Why mod_python is oop but mod_php is not ?
Example :We go to www.example.com/dir1/dir2
if you use mod_python apache opens www/dir1.py and calls dir2 method but if you use php module apache opens www/dir1/dir2/index.php
Why mod_python is oop but mod_php is not ?
Example :We go to www.example.com/dir1/dir2
if you use mod_python apache opens www/dir1.py and calls dir2 method but if you use php module apache opens www/dir1/dir2/index.php
Let's talk about mod_python vs. mod_php.
Since the Python language is NOT specifically designed for serving web pages, mod_python must do some additional work.
Since the PHP language IS specifically designed to serve web pages, mod_php simply starts a named PHP module.
In the case of mod_python (different from mod_fastcgi or mod_wsgi), the designer of mod_python decided that the best way to invoke Python is to call a method of an object defined in a module. Hopefully, that method of that object will write the headers and web page content to stdout.
In the case of mod_wsgi, the designer decided that the best way to invoke Python is to call a function (or callable object) in a module.
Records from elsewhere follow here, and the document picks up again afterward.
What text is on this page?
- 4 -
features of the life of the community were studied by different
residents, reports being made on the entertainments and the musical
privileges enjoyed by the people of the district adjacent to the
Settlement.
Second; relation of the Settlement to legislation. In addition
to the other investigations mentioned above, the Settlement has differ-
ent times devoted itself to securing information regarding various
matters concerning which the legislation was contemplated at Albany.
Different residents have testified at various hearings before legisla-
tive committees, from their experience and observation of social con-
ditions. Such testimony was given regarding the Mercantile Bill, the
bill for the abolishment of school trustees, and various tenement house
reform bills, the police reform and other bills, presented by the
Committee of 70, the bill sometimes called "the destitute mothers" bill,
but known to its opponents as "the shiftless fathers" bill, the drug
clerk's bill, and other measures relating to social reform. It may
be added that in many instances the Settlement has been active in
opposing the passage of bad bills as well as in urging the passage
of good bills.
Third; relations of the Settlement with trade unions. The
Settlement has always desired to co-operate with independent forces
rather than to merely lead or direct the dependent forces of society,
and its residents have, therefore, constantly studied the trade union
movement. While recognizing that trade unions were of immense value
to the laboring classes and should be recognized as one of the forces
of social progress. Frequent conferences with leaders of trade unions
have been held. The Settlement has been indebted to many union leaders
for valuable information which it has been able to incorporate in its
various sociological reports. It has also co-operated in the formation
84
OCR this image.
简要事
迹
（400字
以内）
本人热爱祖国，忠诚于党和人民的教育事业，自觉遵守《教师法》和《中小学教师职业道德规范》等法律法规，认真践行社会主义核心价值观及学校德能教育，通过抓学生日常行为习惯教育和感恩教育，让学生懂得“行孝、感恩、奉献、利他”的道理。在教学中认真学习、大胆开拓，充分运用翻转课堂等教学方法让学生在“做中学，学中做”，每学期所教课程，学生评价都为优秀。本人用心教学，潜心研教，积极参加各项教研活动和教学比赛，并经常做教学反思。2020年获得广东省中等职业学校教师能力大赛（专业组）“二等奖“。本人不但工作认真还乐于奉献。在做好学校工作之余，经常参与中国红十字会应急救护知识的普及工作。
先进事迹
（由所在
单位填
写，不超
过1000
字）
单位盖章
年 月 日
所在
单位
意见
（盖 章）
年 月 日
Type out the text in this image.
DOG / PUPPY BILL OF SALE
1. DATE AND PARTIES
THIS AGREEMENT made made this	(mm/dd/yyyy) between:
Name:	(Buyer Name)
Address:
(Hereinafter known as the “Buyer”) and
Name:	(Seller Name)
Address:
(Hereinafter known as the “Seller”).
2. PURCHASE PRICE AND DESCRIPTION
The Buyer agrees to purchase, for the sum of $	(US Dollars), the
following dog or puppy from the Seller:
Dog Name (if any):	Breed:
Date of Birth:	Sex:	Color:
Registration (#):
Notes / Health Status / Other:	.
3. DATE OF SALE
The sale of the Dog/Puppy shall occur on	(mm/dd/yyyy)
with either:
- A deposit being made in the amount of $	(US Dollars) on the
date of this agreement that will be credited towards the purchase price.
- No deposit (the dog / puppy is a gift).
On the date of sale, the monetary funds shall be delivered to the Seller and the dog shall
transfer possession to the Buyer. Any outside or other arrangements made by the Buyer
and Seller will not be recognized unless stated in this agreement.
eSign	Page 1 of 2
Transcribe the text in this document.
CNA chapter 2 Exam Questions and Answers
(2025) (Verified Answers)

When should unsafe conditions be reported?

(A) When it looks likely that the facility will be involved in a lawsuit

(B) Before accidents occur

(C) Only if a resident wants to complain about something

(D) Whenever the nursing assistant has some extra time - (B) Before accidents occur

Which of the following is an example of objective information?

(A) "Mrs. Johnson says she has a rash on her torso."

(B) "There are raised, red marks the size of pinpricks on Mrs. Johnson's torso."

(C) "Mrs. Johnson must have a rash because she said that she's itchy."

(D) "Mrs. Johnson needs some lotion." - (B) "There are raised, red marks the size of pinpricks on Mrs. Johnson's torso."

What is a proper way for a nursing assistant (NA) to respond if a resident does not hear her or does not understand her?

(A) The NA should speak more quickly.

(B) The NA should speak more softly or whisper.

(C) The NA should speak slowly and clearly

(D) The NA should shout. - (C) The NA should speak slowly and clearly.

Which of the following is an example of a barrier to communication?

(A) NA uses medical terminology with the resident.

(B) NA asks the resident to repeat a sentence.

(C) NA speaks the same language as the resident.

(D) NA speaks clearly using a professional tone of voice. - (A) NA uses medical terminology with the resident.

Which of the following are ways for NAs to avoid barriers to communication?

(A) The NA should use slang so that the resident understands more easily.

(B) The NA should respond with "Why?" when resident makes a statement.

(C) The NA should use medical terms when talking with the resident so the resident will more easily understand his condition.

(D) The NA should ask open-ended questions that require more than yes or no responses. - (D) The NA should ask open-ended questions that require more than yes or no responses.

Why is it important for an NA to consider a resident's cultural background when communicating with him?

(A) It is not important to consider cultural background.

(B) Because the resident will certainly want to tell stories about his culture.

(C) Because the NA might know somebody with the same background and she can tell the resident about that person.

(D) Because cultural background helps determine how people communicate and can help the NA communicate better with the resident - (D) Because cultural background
Hopefully that function will use the supplied object to create header and return a list strings with the web page content.
In the case of mod_php, they just invoke the module because PHP modules are designed to serve web pages. The program runs and the result of that run is a page of content; usually HTML.
The reason mod_php works one way, mod_python works another and mod_wsgi works a third way is because they're different. Written by different people with different definitions of the way to produce a web page.
The php page can be object-oriented. A mod_wsgi function may be a callable object or it may be a simplef unction. Those are design choices.
The mod_python requirement for a class is a design choice made by the designer of mod_python.
The reason "why" is never useful. The reason "why" is because someone decided to design it that way.